Please help me out and give this post a vote over on Hacker News 😉 (if you haven’t already).
I’ve been listening to podcasts for over 15 years. Back then, ads were host-read and usually relevant. Now? Many shows cram in 15+ minutes of loud, intrusive ads per hour.
So, I built a system to cut most ads from the podcasts I listen to. It outputs an updated feed I can use in my podcast app, Overcast, and in testin,g it removes 95% of ads. Here’s how I got there, what didn’t work, what did, and the trade-offs along the way.
1. The Naïve Approach: One-Shot “Find the Ads”
I started by feeding the full transcript (generated by Whisper) to an LLM with a prompt like:
“Here’s the entire transcript; give me the ad timestamps.”
Result:
It barely worked. The model would return a few timestamps early on, then miss everything else. One-shot prompting wasn’t enough.
2. Splitting up the Problem
Next, I split transcripts into overlapping chunks and asked the model to score each segment for “ad-likelihood.”
Result:
Better, with much more limited input, it could find ad segments later in the podcast, but still flawed:
- It confused “house ads” (self-promotion) with real sponsor ads.

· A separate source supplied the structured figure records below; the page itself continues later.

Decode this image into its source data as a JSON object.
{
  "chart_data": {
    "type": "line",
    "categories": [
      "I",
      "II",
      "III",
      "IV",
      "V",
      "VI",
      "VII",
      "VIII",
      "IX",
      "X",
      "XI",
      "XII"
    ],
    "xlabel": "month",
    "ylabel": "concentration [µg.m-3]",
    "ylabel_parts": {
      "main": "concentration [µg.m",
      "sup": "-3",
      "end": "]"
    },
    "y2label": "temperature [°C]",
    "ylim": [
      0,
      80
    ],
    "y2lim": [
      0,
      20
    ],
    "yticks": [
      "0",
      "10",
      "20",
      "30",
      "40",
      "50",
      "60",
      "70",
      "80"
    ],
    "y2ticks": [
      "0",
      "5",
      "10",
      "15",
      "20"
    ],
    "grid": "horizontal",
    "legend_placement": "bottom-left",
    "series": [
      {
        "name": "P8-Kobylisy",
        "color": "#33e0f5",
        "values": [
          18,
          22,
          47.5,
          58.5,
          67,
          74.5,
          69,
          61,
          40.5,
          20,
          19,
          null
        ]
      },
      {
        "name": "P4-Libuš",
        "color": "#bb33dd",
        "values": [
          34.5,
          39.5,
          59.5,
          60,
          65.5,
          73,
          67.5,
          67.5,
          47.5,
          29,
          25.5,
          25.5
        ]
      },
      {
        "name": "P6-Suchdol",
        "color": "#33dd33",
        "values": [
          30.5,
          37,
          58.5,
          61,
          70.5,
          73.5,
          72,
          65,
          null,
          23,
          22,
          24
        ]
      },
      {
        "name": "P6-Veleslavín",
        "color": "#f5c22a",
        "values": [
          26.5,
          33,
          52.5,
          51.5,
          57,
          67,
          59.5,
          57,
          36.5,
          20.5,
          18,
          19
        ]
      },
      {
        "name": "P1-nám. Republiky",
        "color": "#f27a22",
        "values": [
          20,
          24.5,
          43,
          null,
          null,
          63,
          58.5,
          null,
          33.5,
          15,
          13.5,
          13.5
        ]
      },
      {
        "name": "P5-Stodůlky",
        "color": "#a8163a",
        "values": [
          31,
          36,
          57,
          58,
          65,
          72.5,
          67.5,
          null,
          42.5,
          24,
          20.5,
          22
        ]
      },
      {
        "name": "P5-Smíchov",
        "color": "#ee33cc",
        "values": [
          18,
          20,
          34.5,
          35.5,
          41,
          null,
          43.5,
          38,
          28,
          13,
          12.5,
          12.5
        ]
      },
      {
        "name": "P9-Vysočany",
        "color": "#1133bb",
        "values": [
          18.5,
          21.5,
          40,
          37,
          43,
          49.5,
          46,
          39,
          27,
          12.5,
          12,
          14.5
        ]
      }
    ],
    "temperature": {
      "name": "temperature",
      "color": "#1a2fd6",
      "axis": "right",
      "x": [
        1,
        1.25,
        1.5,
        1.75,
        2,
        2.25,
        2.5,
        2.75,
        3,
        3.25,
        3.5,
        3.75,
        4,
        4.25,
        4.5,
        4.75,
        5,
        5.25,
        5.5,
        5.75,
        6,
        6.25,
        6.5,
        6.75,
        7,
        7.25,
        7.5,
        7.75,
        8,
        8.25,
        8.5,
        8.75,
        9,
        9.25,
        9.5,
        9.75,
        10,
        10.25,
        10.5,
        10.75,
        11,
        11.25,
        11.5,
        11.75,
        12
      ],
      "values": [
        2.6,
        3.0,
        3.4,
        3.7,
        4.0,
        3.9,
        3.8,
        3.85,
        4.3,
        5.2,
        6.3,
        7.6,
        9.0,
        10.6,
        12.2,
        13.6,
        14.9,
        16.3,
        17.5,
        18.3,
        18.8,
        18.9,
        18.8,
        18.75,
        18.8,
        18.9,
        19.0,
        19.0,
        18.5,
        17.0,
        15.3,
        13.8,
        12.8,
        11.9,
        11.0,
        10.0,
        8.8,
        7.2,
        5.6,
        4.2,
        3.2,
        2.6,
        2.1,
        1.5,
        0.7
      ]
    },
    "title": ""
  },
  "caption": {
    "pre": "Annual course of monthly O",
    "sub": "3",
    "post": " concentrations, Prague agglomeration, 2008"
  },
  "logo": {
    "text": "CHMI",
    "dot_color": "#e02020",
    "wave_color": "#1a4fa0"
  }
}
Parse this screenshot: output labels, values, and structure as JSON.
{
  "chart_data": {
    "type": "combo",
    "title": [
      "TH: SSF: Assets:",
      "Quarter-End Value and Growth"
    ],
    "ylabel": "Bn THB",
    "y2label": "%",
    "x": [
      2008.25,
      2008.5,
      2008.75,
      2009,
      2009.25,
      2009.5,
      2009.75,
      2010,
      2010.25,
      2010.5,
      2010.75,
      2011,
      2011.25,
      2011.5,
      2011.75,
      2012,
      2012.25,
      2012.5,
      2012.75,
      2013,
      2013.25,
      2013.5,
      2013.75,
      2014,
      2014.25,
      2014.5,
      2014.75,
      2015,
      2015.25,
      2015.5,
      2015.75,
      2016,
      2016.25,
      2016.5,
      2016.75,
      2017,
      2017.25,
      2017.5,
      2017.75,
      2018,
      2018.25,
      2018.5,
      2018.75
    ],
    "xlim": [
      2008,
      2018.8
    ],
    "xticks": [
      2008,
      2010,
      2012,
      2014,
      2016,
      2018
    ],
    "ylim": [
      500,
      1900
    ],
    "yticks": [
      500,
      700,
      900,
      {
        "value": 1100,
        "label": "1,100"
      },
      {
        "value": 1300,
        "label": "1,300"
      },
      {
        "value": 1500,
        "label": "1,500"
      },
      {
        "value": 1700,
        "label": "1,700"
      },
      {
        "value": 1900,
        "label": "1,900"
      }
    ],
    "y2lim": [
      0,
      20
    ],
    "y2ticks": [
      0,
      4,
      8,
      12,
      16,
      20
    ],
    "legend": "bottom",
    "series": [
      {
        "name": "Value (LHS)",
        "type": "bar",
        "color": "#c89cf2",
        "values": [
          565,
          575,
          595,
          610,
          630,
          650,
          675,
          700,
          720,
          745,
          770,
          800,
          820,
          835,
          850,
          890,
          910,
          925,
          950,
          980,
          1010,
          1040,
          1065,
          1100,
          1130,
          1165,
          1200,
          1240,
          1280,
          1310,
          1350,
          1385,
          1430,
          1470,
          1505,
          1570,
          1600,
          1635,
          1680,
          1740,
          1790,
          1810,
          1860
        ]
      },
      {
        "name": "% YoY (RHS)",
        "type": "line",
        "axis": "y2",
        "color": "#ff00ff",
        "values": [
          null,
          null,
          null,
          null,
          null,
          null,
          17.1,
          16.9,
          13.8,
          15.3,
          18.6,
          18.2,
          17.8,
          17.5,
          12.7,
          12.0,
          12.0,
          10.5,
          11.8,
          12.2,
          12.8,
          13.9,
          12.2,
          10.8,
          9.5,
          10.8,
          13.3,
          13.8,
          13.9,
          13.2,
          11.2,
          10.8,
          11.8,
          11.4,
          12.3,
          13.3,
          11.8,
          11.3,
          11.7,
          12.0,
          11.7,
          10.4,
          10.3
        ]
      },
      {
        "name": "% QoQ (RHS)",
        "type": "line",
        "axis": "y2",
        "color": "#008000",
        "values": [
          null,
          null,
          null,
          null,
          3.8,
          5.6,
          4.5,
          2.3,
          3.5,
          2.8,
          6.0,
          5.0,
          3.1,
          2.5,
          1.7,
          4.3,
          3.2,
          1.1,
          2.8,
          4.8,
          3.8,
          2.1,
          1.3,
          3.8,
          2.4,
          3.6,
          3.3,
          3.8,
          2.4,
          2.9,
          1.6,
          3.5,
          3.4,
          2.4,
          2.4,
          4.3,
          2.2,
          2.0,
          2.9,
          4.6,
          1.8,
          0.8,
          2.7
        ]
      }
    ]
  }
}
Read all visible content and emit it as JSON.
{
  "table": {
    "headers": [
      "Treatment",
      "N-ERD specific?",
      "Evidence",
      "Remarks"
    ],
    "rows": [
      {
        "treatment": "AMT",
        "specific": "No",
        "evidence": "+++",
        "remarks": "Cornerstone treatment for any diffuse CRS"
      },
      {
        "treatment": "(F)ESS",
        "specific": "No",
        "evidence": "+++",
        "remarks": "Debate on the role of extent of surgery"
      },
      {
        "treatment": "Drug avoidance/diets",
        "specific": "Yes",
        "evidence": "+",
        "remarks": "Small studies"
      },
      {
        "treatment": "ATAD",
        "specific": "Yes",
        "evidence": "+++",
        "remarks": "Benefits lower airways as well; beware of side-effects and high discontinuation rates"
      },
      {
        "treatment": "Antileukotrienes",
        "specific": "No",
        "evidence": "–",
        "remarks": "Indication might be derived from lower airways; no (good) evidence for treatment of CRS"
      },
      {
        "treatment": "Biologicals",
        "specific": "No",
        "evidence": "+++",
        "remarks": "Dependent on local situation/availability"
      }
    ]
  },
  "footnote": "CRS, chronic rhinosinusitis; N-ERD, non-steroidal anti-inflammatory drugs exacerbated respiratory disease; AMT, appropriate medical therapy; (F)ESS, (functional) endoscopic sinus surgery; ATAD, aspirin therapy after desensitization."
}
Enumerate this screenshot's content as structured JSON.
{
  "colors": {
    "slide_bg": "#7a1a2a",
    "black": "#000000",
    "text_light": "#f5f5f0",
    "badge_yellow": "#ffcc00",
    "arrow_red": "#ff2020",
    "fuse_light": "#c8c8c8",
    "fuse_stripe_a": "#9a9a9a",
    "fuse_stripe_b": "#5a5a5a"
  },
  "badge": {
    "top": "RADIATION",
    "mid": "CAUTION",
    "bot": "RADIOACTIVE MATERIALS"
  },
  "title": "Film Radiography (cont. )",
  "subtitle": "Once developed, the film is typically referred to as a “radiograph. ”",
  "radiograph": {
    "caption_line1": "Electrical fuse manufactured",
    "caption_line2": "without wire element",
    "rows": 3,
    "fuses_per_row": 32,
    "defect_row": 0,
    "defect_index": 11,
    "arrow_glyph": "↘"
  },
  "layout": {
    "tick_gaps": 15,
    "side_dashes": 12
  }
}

- It sometimes flagged normal intros/outros as ads.
3. Multi-Head Prompting: Specializing by Ad Type
The breakthrough came from asking different questions for different ad types:
- Brand ads: Look for promo codes, URLs, sponsor phrasing.
- House ads / cross-promos: Compare content to show notes. If the segment promotes another podcast or has phrases like “new season out now,” mark it.
- Known ads: Use listener reports to feed back brand/podcast names (plus a hard coded list of the Squarespaces and Better Helps of the world) into the system, biasing future runs.
Result:
Far fewer false positives and much better recall, especially for tricky cross-promos. A much bigger AI bill! Now each ~20-word segment of the transcript is 3 additional LLM requests.
4. Post-Processing: Making the Edits Natural
Once segments were flagged, I applied a few key heuristics:
- Ignore very short detections (<10s) to avoid spurious cuts.
- Merge adjacent detections so multiple ads become a single block.
5. Adding Speaker-Aware Detection
Ad reads often sound different, new cadence, even a new voice.
Using whisperx for diarization let me:
- Detect the change of speaker and give this information to help the model identify ad spots.
- Separate “in-topic host” from “host reading copy.”
This made a big difference for hosts who subtly switch into ad voice and really helped with non-host read ads.
6. Results
Across interviews, news dailies, and narrative shows, the system consistently removes ~95% of ads. On some shows, that’s 15+ minutes saved per hour and I use this every day on some of my favourite feeds (unless I’m already a member and have an ad-free feed).
If you’re curious about the productized version, check out PodcastAdBlock.app and DM/email me for a coupon.
7. Cost & Hosting Notes
- My final segmenting scoring approach is a lot more expensive than one-shot prompt approach, but it’s vital for accurate ad blocking IMO.
- Reprocessing episodes after listener reports adds cost too, but after reporting a few of the more tricky ads, this pays off in even better performance.
- Hosting is via Digital Ocean, inference runs on Modal.com and DO agent platform, so I only pay for GPUs by the second.
Happy to dive deeper into the prompting strategies, diarization features, or the reprocessing/feedback loop if folks are interested.